Hawaiian Electric has helped with the transmission connection to the electric grid.
The 40-kW experimental buoy, manufactured by Ocean Power Technologies, Inc. employs the bobbing motion of a buoy to drive an electrical generator.
Ocean Thermal Energy Conversion
Ocean thermal energy conversion (OTEC) takes advantage of the temperature differences between sun-warmed surface water and cold deep water to generate electricity. OTEC systems must have a temperature difference of at least 25 degrees Celsius to operate, limiting use to tropical regions.
Thermal energy conversion plants use the temperature difference to make steam from a quick boiling working liquid and pass the steam through a turbine generator to make electricity. Unlike electric generation from many other renewable energy technologies, which may vary with weather and time of day, an OTEC plant could produce electricity 24 hours/365 days a year.
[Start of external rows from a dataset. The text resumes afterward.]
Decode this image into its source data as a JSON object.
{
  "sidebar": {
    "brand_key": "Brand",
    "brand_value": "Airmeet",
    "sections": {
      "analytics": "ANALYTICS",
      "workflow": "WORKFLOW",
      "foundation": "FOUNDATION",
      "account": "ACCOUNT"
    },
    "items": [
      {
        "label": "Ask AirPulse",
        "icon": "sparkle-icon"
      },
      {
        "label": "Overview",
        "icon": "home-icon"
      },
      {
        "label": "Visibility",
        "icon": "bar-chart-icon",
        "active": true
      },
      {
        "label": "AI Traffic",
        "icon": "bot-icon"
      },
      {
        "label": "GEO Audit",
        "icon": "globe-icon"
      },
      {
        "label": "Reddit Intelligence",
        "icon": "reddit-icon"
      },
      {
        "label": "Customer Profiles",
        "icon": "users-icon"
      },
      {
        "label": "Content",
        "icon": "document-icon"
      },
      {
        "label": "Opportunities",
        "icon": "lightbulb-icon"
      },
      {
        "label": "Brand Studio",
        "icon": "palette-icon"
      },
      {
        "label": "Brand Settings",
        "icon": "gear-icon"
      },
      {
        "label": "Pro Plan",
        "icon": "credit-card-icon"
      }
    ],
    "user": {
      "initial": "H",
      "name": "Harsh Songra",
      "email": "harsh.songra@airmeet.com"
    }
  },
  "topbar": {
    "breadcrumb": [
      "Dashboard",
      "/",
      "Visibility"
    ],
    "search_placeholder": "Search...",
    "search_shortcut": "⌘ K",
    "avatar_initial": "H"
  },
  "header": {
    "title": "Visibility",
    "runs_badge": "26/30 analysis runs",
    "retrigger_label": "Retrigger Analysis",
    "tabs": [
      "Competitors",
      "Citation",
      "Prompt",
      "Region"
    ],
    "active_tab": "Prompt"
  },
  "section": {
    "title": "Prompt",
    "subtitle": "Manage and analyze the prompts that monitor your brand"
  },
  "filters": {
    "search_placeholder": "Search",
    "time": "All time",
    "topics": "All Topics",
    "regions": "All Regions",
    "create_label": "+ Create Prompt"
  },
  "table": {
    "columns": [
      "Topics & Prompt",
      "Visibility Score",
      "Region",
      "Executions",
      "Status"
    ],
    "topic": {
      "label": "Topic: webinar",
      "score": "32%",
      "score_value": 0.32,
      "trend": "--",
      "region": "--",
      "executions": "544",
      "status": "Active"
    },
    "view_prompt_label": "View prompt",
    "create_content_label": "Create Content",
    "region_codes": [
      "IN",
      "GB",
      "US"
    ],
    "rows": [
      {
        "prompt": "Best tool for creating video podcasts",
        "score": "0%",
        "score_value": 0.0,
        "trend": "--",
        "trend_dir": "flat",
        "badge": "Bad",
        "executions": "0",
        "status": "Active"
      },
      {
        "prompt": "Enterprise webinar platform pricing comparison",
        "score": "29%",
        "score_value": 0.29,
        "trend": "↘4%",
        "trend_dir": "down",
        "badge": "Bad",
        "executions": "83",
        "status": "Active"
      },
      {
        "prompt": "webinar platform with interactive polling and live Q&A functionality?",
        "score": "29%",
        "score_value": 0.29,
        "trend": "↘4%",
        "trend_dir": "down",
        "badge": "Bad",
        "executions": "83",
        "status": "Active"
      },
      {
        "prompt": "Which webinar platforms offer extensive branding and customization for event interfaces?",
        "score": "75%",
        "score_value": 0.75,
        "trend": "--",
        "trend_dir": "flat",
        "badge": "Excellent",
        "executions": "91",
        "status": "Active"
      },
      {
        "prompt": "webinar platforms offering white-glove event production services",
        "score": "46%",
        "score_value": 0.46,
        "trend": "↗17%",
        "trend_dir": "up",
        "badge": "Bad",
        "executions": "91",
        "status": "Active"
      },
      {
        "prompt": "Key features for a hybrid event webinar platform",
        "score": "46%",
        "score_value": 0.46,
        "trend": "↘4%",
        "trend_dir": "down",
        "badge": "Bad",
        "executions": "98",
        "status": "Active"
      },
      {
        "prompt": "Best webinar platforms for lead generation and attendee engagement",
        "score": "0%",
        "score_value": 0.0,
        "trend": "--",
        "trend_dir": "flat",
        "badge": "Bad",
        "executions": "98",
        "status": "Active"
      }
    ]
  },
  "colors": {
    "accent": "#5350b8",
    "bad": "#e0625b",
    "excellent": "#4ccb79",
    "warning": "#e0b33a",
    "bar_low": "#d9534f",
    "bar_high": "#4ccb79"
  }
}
This capability also would make OTEC an attractive alternative to conventional base load power plants powered by fossil fuels.
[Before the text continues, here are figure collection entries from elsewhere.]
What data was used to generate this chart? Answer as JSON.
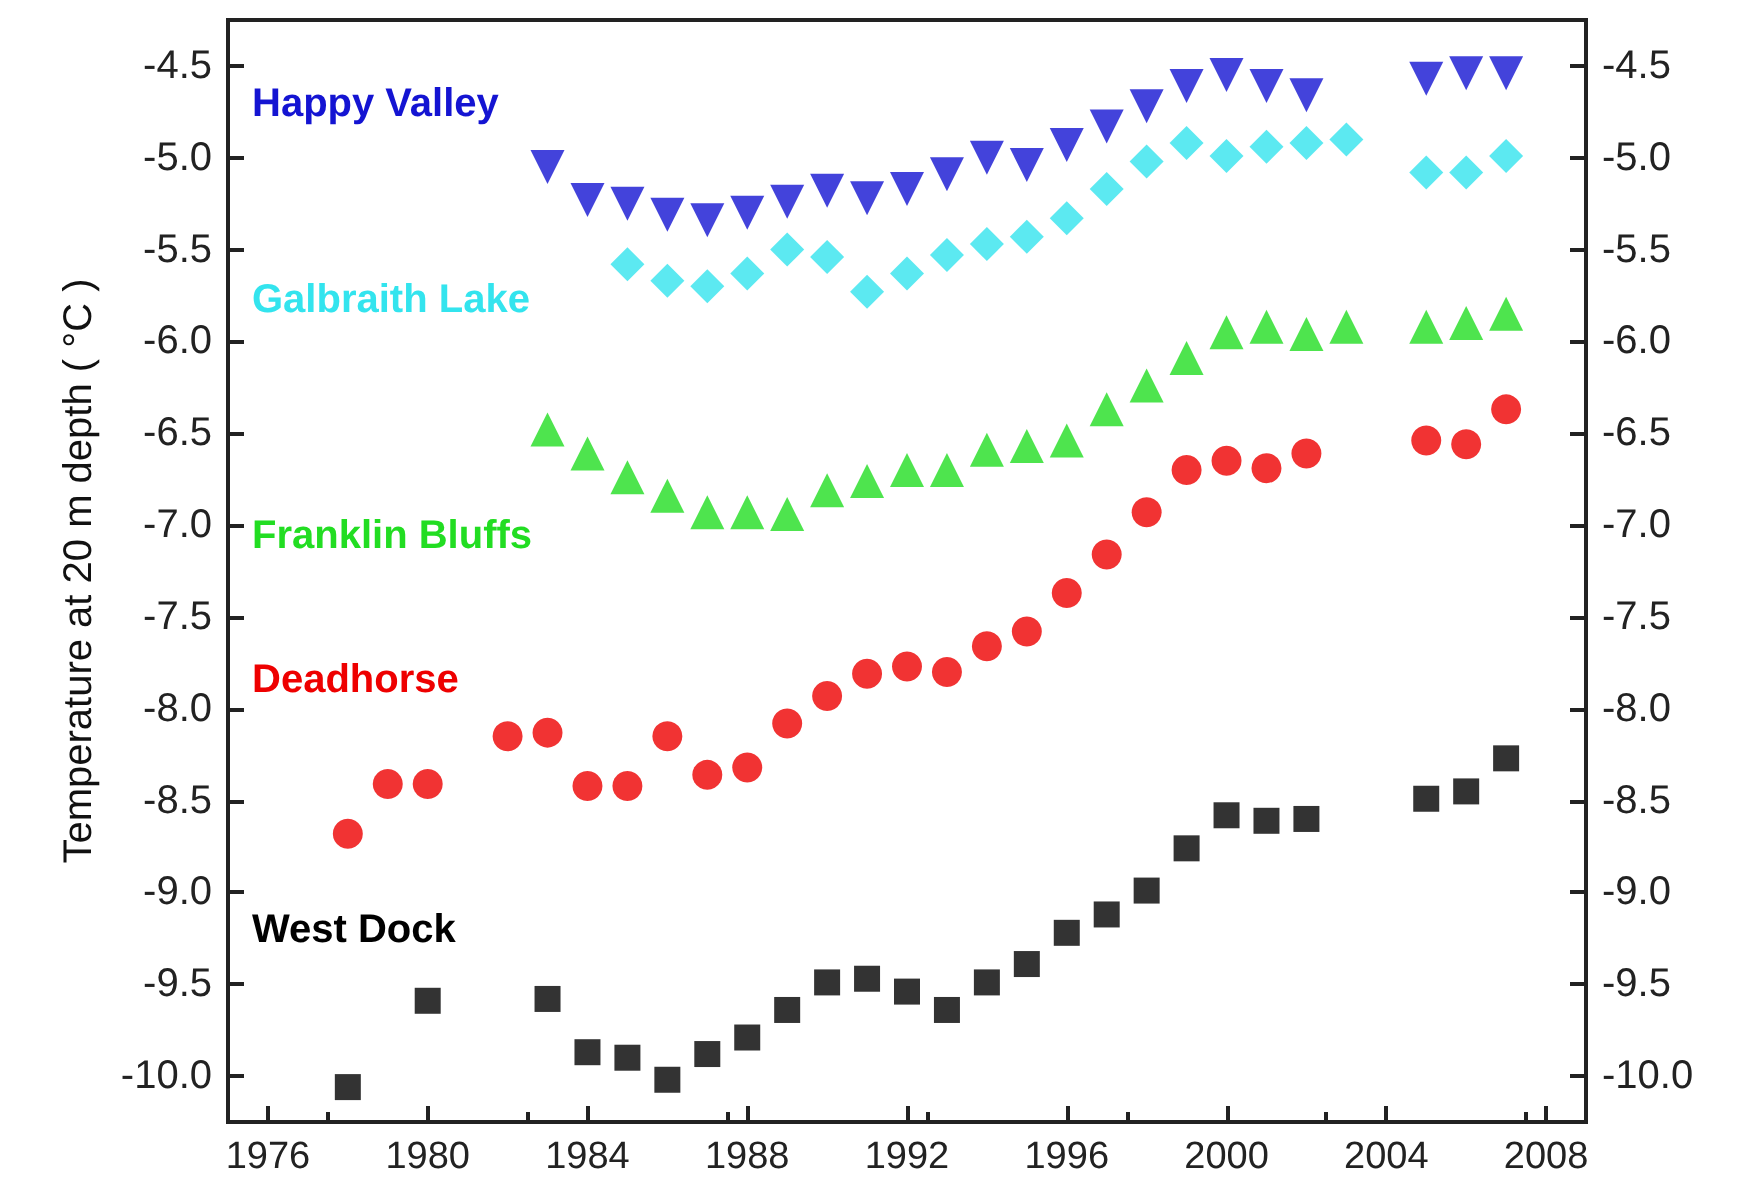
{
  "chart_data": {
    "type": "scatter",
    "ylabel": "Temperature at 20 m depth ( °C )",
    "xlim": [
      1975,
      2009
    ],
    "xticks": [
      1976,
      1980,
      1984,
      1988,
      1992,
      1996,
      2000,
      2004,
      2008
    ],
    "ylim": [
      -10.25,
      -4.25
    ],
    "yticks": [
      {
        "value": -10,
        "label": "-10.0"
      },
      -9.5,
      {
        "value": -9,
        "label": "-9.0"
      },
      -8.5,
      {
        "value": -8,
        "label": "-8.0"
      },
      -7.5,
      {
        "value": -7,
        "label": "-7.0"
      },
      -6.5,
      {
        "value": -6,
        "label": "-6.0"
      },
      -5.5,
      {
        "value": -5,
        "label": "-5.0"
      },
      -4.5
    ],
    "y2lim": [
      -10.25,
      -4.25
    ],
    "y2ticks": [
      {
        "value": -10,
        "label": "-10.0"
      },
      -9.5,
      {
        "value": -9,
        "label": "-9.0"
      },
      -8.5,
      {
        "value": -8,
        "label": "-8.0"
      },
      -7.5,
      {
        "value": -7,
        "label": "-7.0"
      },
      -6.5,
      {
        "value": -6,
        "label": "-6.0"
      },
      -5.5,
      {
        "value": -5,
        "label": "-5.0"
      },
      -4.5
    ],
    "grid": false,
    "legend": false,
    "series": [
      {
        "name": "Happy Valley",
        "color": "#1414d2",
        "marker": "triangle-down",
        "x": [
          1983,
          1984,
          1985,
          1986,
          1987,
          1988,
          1989,
          1990,
          1991,
          1992,
          1993,
          1994,
          1995,
          1996,
          1997,
          1998,
          1999,
          2000,
          2001,
          2002,
          2005,
          2006,
          2007
        ],
        "values": [
          -5.05,
          -5.23,
          -5.25,
          -5.31,
          -5.34,
          -5.3,
          -5.24,
          -5.18,
          -5.22,
          -5.17,
          -5.09,
          -5.0,
          -5.04,
          -4.93,
          -4.83,
          -4.72,
          -4.61,
          -4.55,
          -4.61,
          -4.66,
          -4.57,
          -4.54,
          -4.54
        ]
      },
      {
        "name": "Galbraith Lake",
        "color": "#33e4ee",
        "marker": "diamond",
        "x": [
          1985,
          1986,
          1987,
          1988,
          1989,
          1990,
          1991,
          1992,
          1993,
          1994,
          1995,
          1996,
          1997,
          1998,
          1999,
          2000,
          2001,
          2002,
          2003,
          2005,
          2006,
          2007
        ],
        "values": [
          -5.58,
          -5.67,
          -5.7,
          -5.63,
          -5.5,
          -5.54,
          -5.73,
          -5.63,
          -5.53,
          -5.47,
          -5.43,
          -5.33,
          -5.17,
          -5.02,
          -4.92,
          -4.99,
          -4.94,
          -4.92,
          -4.9,
          -5.08,
          -5.08,
          -4.99
        ]
      },
      {
        "name": "Franklin Bluffs",
        "color": "#22dd22",
        "marker": "triangle",
        "x": [
          1983,
          1984,
          1985,
          1986,
          1987,
          1988,
          1989,
          1990,
          1991,
          1992,
          1993,
          1994,
          1995,
          1996,
          1997,
          1998,
          1999,
          2000,
          2001,
          2002,
          2003,
          2005,
          2006,
          2007
        ],
        "values": [
          -6.48,
          -6.61,
          -6.74,
          -6.84,
          -6.93,
          -6.93,
          -6.94,
          -6.81,
          -6.76,
          -6.7,
          -6.7,
          -6.59,
          -6.57,
          -6.54,
          -6.37,
          -6.24,
          -6.09,
          -5.95,
          -5.92,
          -5.96,
          -5.92,
          -5.92,
          -5.9,
          -5.85
        ]
      },
      {
        "name": "Deadhorse",
        "color": "#ee0000",
        "marker": "circle",
        "x": [
          1978,
          1979,
          1980,
          1982,
          1983,
          1984,
          1985,
          1986,
          1987,
          1988,
          1989,
          1990,
          1991,
          1992,
          1993,
          1994,
          1995,
          1996,
          1997,
          1998,
          1999,
          2000,
          2001,
          2002,
          2005,
          2006,
          2007
        ],
        "values": [
          -8.68,
          -8.41,
          -8.41,
          -8.15,
          -8.13,
          -8.42,
          -8.42,
          -8.15,
          -8.36,
          -8.32,
          -8.08,
          -7.93,
          -7.81,
          -7.77,
          -7.8,
          -7.66,
          -7.58,
          -7.37,
          -7.16,
          -6.93,
          -6.7,
          -6.65,
          -6.69,
          -6.61,
          -6.54,
          -6.56,
          -6.37
        ]
      },
      {
        "name": "West Dock",
        "color": "#000000",
        "marker": "square",
        "x": [
          1978,
          1980,
          1983,
          1984,
          1985,
          1986,
          1987,
          1988,
          1989,
          1990,
          1991,
          1992,
          1993,
          1994,
          1995,
          1996,
          1997,
          1998,
          1999,
          2000,
          2001,
          2002,
          2005,
          2006,
          2007
        ],
        "values": [
          -10.06,
          -9.59,
          -9.58,
          -9.87,
          -9.9,
          -10.02,
          -9.88,
          -9.79,
          -9.64,
          -9.49,
          -9.47,
          -9.54,
          -9.64,
          -9.49,
          -9.39,
          -9.22,
          -9.12,
          -8.99,
          -8.76,
          -8.58,
          -8.61,
          -8.6,
          -8.49,
          -8.45,
          -8.27
        ]
      }
    ]
  }
}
Fresh water production is one potentially beneficial by-products of OTEC. The cold deep ocean water can be used for aqua-culture (fish farming) as it is pathogen free and nutrient rich, or air-conditioning and refrigeration in nearby buildings.
No commercial OTEC plant is in operation anywhere in the world. As OTEC extends from a land base, across the shoreline into the deep ocean, many different government agencies would be involved in permitting an OTEC plant and ensuring environmental impacts are monitored.
OTEC plant at NELHA
Hawaii has experimented with OTEC since the 1970s at the Natural Energy Laboratory of Hawaii (NELHA) on Hawaii Island. It was found to be technically feasible but prohibitively expensive in comparison to oil prices at that time.
Natural Energy Laboratory of Hawaii (NELHA)
Hawaiian Electric Company is in negotiations for a power purchase agreement with an ocean thermal energy conversion company. A preliminary agreement has been reached for a unit off the southwest coast of Oahu near the utility's Kahe Power Plant. In addition, Lockheed Martin has expressed interest in developing a prototype unit in Hawaii.